Two Florida men have been arrested for allegedly representing homeowners in phony law firms that recruited lawyers on Craigslist and used them as unwitting “front men.”

Police have charged Joseph Anton Hilton, 56, also known as Joseph Starr, and Adam Forman, 46, both of Parkland, with practicing law without a license, the Sun-Sentinel reports in a story noted by Bloomberg Big Law Business.

The Florida Attorney General’s office is seeking an injunction to prevent the men from posing as lawyers to provide legal foreclosure defense and loan modification services, according to a press release.

Hilton and Forman ran the Asset Protection Law Firm and other phony law firms, using names and bar numbers from the lawyers it recruited for legal filings and documents, according to the deceptive practices complaint (PDF) filed Aug. 18 by Florida Attorney General Pam Bondi.

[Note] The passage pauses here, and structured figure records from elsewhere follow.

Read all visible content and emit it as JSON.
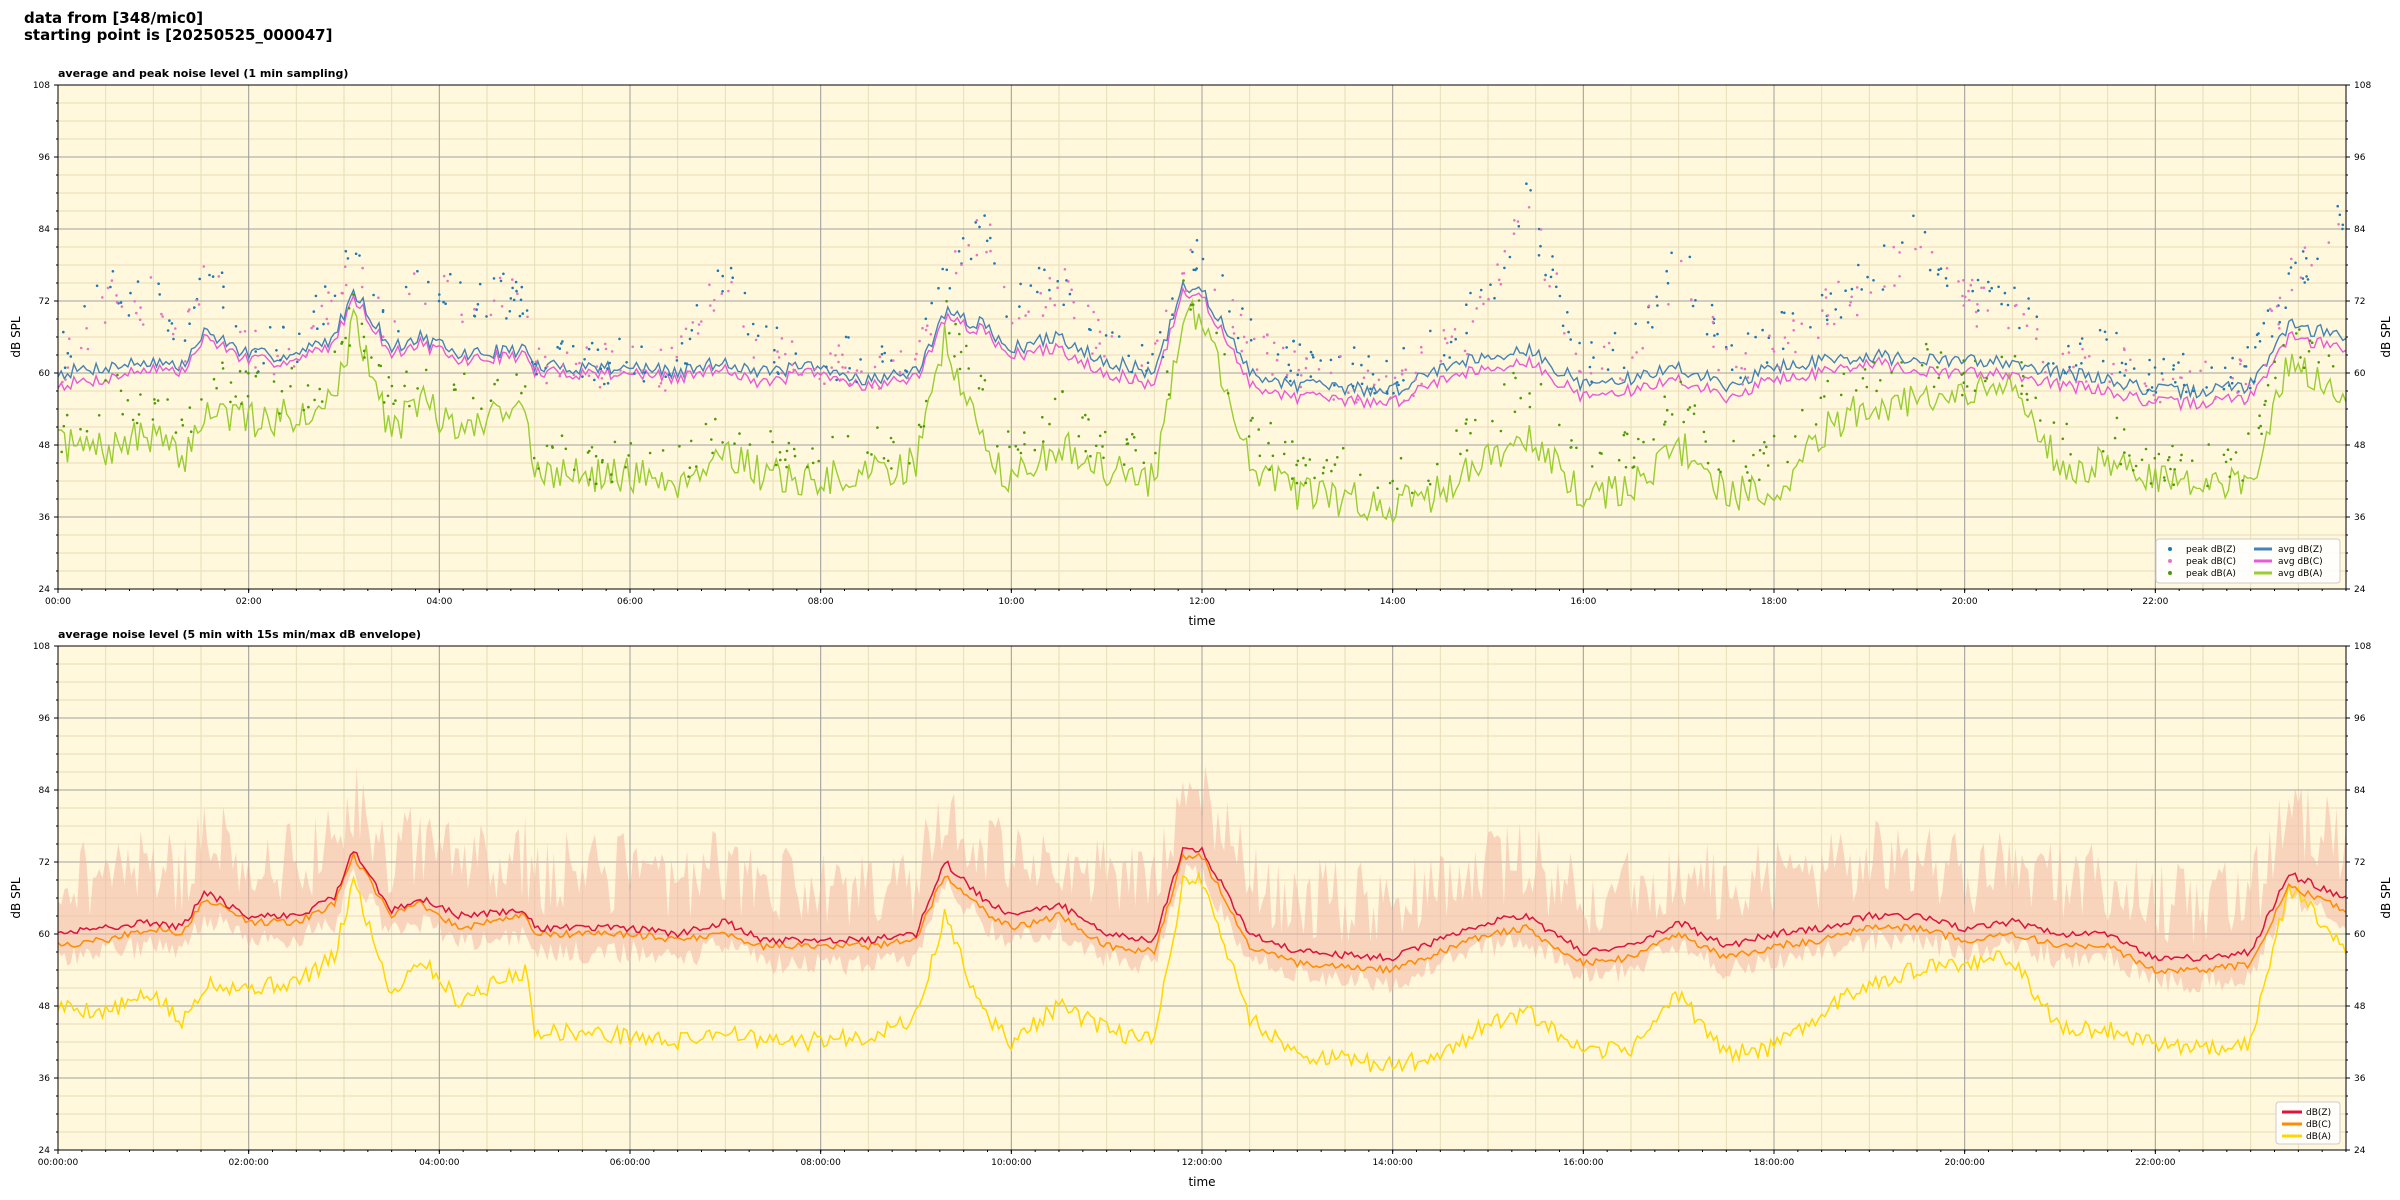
{
  "header": {
    "line1": "data from [348/mic0]",
    "line2": "starting point is [20250525_000047]"
  },
  "colors": {
    "background": "#fff8dc",
    "grid_major": "#a0a0a0",
    "grid_minor": "#e8ddb8",
    "peak_z": "#1f77b4",
    "peak_c": "#e377c2",
    "peak_a": "#4e9a06",
    "avg_z": "#4682b4",
    "avg_c": "#e85ad6",
    "avg_a": "#9acd32",
    "purple_overlap": "#9966cc",
    "dbz": "#dc143c",
    "dbc": "#ff8c00",
    "dba": "#ffd700",
    "envelope": "#f4b6a4"
  },
  "chart_data": [
    {
      "type": "line",
      "title": "average and peak noise level (1 min sampling)",
      "xlabel": "time",
      "ylabel": "dB SPL",
      "xlim": [
        0,
        24
      ],
      "ylim": [
        24,
        108
      ],
      "x_ticks": [
        0,
        2,
        4,
        6,
        8,
        10,
        12,
        14,
        16,
        18,
        20,
        22
      ],
      "x_tick_labels": [
        "00:00",
        "02:00",
        "04:00",
        "06:00",
        "08:00",
        "10:00",
        "12:00",
        "14:00",
        "16:00",
        "18:00",
        "20:00",
        "22:00"
      ],
      "y_ticks": [
        24,
        36,
        48,
        60,
        72,
        84,
        96,
        108
      ],
      "y_tick_labels": [
        "24",
        "36",
        "48",
        "60",
        "72",
        "84",
        "96",
        "108"
      ],
      "grid": true,
      "legend_position": "bottom-right",
      "legend": [
        "peak dB(Z)",
        "peak dB(C)",
        "peak dB(A)",
        "avg dB(Z)",
        "avg dB(C)",
        "avg dB(A)"
      ],
      "x": [
        0,
        0.5,
        1.0,
        1.3,
        1.55,
        2.0,
        2.5,
        2.9,
        3.1,
        3.5,
        3.8,
        4.2,
        4.9,
        5.0,
        6.0,
        6.5,
        7.0,
        7.4,
        7.8,
        8.5,
        9.0,
        9.3,
        9.7,
        10.0,
        10.5,
        11.0,
        11.5,
        11.8,
        12.0,
        12.5,
        13.0,
        14.0,
        14.5,
        15.0,
        15.4,
        16.0,
        16.5,
        17.0,
        17.5,
        18.0,
        18.5,
        19.0,
        19.5,
        20.0,
        20.5,
        21.0,
        21.5,
        22.0,
        22.5,
        23.0,
        23.4,
        24.0
      ],
      "series": [
        {
          "name": "avg dB(Z)",
          "kind": "line",
          "values": [
            60,
            61,
            62,
            61,
            67,
            63,
            63,
            66,
            74,
            64,
            66,
            63,
            64,
            61,
            61,
            60,
            62,
            60,
            61,
            59,
            60,
            70,
            68,
            64,
            66,
            62,
            60,
            74,
            74,
            60,
            58,
            57,
            61,
            63,
            64,
            58,
            59,
            61,
            58,
            61,
            62,
            63,
            62,
            62,
            62,
            60,
            59,
            57,
            57,
            58,
            68,
            66
          ]
        },
        {
          "name": "avg dB(C)",
          "kind": "line",
          "values": [
            58,
            59,
            61,
            60,
            66,
            62,
            62,
            65,
            73,
            63,
            65,
            62,
            63,
            60,
            60,
            59,
            61,
            58,
            60,
            58,
            59,
            69,
            67,
            63,
            64,
            60,
            58,
            73,
            73,
            58,
            56,
            55,
            59,
            61,
            62,
            56,
            57,
            59,
            56,
            59,
            60,
            62,
            60,
            60,
            60,
            58,
            57,
            55,
            55,
            56,
            66,
            64
          ]
        },
        {
          "name": "avg dB(A)",
          "kind": "line",
          "values": [
            48,
            47,
            50,
            45,
            54,
            52,
            53,
            56,
            68,
            50,
            56,
            50,
            56,
            43,
            43,
            42,
            47,
            43,
            42,
            43,
            45,
            66,
            48,
            42,
            48,
            44,
            42,
            70,
            70,
            45,
            40,
            38,
            40,
            46,
            50,
            39,
            41,
            48,
            40,
            40,
            50,
            55,
            55,
            56,
            58,
            44,
            45,
            42,
            42,
            42,
            62,
            56
          ]
        },
        {
          "name": "peak dB(Z)",
          "kind": "scatter",
          "values": [
            62,
            73,
            73,
            64,
            80,
            64,
            65,
            74,
            82,
            67,
            77,
            73,
            73,
            62,
            62,
            62,
            78,
            64,
            63,
            62,
            62,
            76,
            86,
            70,
            76,
            64,
            62,
            77,
            79,
            66,
            62,
            60,
            65,
            72,
            89,
            62,
            64,
            80,
            62,
            65,
            72,
            75,
            83,
            73,
            72,
            63,
            64,
            59,
            60,
            61,
            76,
            86
          ]
        },
        {
          "name": "peak dB(C)",
          "kind": "scatter",
          "values": [
            60,
            72,
            72,
            63,
            79,
            63,
            64,
            73,
            81,
            66,
            76,
            72,
            72,
            61,
            61,
            61,
            77,
            63,
            62,
            61,
            61,
            75,
            85,
            69,
            75,
            63,
            61,
            76,
            78,
            64,
            60,
            58,
            63,
            70,
            88,
            60,
            62,
            79,
            60,
            63,
            70,
            74,
            82,
            72,
            71,
            61,
            62,
            57,
            58,
            59,
            75,
            85
          ]
        },
        {
          "name": "peak dB(A)",
          "kind": "scatter",
          "values": [
            50,
            56,
            55,
            50,
            60,
            56,
            57,
            60,
            70,
            56,
            60,
            56,
            60,
            46,
            45,
            45,
            52,
            47,
            46,
            47,
            48,
            70,
            56,
            47,
            54,
            48,
            46,
            72,
            72,
            50,
            45,
            42,
            46,
            52,
            58,
            45,
            47,
            55,
            45,
            46,
            55,
            60,
            62,
            60,
            62,
            48,
            50,
            45,
            45,
            46,
            66,
            60
          ]
        }
      ]
    },
    {
      "type": "line",
      "title": "average noise level (5 min with 15s min/max dB envelope)",
      "xlabel": "time",
      "ylabel": "dB SPL",
      "xlim": [
        0,
        24
      ],
      "ylim": [
        24,
        108
      ],
      "x_ticks": [
        0,
        2,
        4,
        6,
        8,
        10,
        12,
        14,
        16,
        18,
        20,
        22
      ],
      "x_tick_labels": [
        "00:00:00",
        "02:00:00",
        "04:00:00",
        "06:00:00",
        "08:00:00",
        "10:00:00",
        "12:00:00",
        "14:00:00",
        "16:00:00",
        "18:00:00",
        "20:00:00",
        "22:00:00"
      ],
      "y_ticks": [
        24,
        36,
        48,
        60,
        72,
        84,
        96,
        108
      ],
      "y_tick_labels": [
        "24",
        "36",
        "48",
        "60",
        "72",
        "84",
        "96",
        "108"
      ],
      "grid": true,
      "legend_position": "bottom-right",
      "legend": [
        "dB(Z)",
        "dB(C)",
        "dB(A)"
      ],
      "x": [
        0,
        0.5,
        1.0,
        1.3,
        1.55,
        2.0,
        2.5,
        2.9,
        3.1,
        3.5,
        3.8,
        4.2,
        4.9,
        5.0,
        6.0,
        6.5,
        7.0,
        7.4,
        7.8,
        8.5,
        9.0,
        9.3,
        9.7,
        10.0,
        10.5,
        11.0,
        11.5,
        11.8,
        12.0,
        12.5,
        13.0,
        14.0,
        14.5,
        15.0,
        15.4,
        16.0,
        16.5,
        17.0,
        17.5,
        18.0,
        18.5,
        19.0,
        19.5,
        20.0,
        20.5,
        21.0,
        21.5,
        22.0,
        22.5,
        23.0,
        23.4,
        24.0
      ],
      "series": [
        {
          "name": "dB(Z)",
          "values": [
            60,
            61,
            62,
            61,
            67,
            63,
            63,
            66,
            74,
            64,
            66,
            63,
            64,
            61,
            61,
            60,
            62,
            59,
            59,
            59,
            60,
            72,
            66,
            63,
            65,
            60,
            59,
            74,
            74,
            60,
            57,
            56,
            59,
            62,
            63,
            57,
            58,
            62,
            58,
            60,
            61,
            63,
            63,
            61,
            62,
            60,
            60,
            56,
            56,
            57,
            70,
            66
          ]
        },
        {
          "name": "dB(C)",
          "values": [
            58,
            59,
            61,
            60,
            66,
            62,
            62,
            65,
            73,
            63,
            65,
            61,
            63,
            60,
            60,
            59,
            60,
            58,
            58,
            58,
            59,
            70,
            64,
            61,
            63,
            58,
            57,
            73,
            73,
            58,
            55,
            54,
            57,
            60,
            61,
            55,
            56,
            60,
            56,
            58,
            59,
            61,
            61,
            59,
            60,
            58,
            58,
            54,
            54,
            55,
            68,
            64
          ]
        },
        {
          "name": "dB(A)",
          "values": [
            48,
            47,
            50,
            45,
            52,
            51,
            52,
            56,
            69,
            50,
            56,
            49,
            54,
            44,
            43,
            42,
            44,
            42,
            42,
            43,
            46,
            63,
            47,
            42,
            48,
            44,
            42,
            69,
            69,
            46,
            40,
            38,
            40,
            45,
            47,
            40,
            41,
            50,
            40,
            41,
            47,
            52,
            54,
            55,
            56,
            44,
            44,
            42,
            41,
            42,
            68,
            58
          ]
        }
      ]
    }
  ]
}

The lawyers “were unknowingly and unwittingly utilized as the ‘front men’ for the fake law firms,” according to Bondi’s complaint. “The homeowner clients believed these licensed attorneys were representing them when, in fact, the attorneys had absolutely no idea the clients even existed.”

The lawyers recruited via Craigslist are told the law firm drafts all pleadings using form templates, does all the electronic filing, and has all the client contact, according to Bondi’s complaint. The lawyers’ names and bar numbers are used without their authorization on retainer agreements, letterhead, pleadings, corporate filings and boilerplate pleadings, the complaint says.

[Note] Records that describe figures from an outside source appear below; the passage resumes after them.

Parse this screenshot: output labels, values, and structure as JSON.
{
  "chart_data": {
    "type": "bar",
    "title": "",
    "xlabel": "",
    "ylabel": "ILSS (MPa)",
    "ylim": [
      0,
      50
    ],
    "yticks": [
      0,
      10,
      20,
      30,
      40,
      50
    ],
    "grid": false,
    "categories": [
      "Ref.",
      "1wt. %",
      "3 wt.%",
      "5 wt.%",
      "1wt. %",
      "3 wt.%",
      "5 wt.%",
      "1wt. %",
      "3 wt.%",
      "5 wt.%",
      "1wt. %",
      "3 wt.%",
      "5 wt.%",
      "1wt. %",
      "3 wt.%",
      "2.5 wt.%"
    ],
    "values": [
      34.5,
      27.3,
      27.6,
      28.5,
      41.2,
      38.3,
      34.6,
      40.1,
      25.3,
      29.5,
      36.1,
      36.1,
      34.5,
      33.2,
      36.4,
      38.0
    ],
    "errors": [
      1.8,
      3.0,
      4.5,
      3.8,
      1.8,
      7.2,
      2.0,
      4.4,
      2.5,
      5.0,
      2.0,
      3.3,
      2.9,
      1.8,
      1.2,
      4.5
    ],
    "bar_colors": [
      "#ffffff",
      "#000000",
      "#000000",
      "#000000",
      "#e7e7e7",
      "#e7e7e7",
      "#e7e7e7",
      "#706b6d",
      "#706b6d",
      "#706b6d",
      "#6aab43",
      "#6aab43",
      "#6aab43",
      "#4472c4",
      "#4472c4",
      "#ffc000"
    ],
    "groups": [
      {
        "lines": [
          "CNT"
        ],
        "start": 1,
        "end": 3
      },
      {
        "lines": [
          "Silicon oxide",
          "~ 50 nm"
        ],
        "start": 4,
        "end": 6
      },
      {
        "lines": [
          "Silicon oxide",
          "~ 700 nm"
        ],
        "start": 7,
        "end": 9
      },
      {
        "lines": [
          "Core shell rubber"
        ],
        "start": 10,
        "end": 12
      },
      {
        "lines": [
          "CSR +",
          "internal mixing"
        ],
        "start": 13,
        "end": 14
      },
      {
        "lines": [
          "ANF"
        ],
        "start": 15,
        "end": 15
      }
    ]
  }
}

“When the contract attorney realizes something is amiss,” the complaint says, “the enterprise quickly moves on to the next unsuspecting and often brand-new lawyer.”

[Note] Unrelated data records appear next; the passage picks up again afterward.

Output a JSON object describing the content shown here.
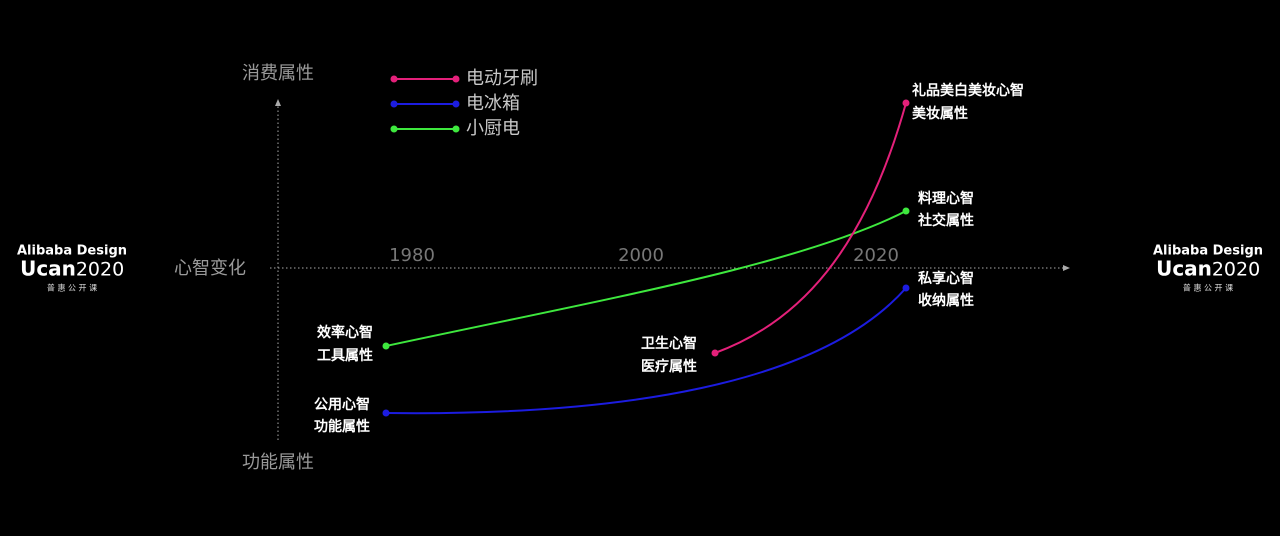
{
  "logo_left": {
    "brand": "Alibaba Design",
    "ucan": "Ucan",
    "year": "2020",
    "tagline": "普 惠 公 开 课"
  },
  "logo_right": {
    "brand": "Alibaba Design",
    "ucan": "Ucan",
    "year": "2020",
    "tagline": "普 惠 公 开 课"
  },
  "axis": {
    "top": "消费属性",
    "middle": "心智变化",
    "bottom": "功能属性",
    "years": [
      "1980",
      "2000",
      "2020"
    ]
  },
  "legend": [
    {
      "name": "电动牙刷",
      "color": "#e4207a"
    },
    {
      "name": "电冰箱",
      "color": "#1c1ce0"
    },
    {
      "name": "小厨电",
      "color": "#3ee83e"
    }
  ],
  "labels": [
    [
      "礼品美白美妆心智",
      "美妆属性"
    ],
    [
      "料理心智",
      "社交属性"
    ],
    [
      "私享心智",
      "收纳属性"
    ],
    [
      "卫生心智",
      "医疗属性"
    ],
    [
      "效率心智",
      "工具属性"
    ],
    [
      "公用心智",
      "功能属性"
    ]
  ]
}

The law firm also used the names Heritage Law Group, Liberty Law Group, Consumer Legal Resources, Consumer Legal Advocates, Legal Referral Services, Galler Lehman Law and Selective Housing Solutions, according to the Attorney General’s press release. The complaint lists additional nonlawyers who allegedly managed and worked at the phony law firms, located in Coral Springs, Boca Raton and West Palm Beach.

Consumers who hired the firms were told to stop making mortgage payments and to pay the law firm instead. Rather than protecting consumers, the law firms did no more than send “meaningless paperwork” to lenders and file “boilerplate pleadings … that do not obtain any meaningful results,” the complaint says.

The Attorney General’s office says it received 37 complaints from consumers about the legal representation.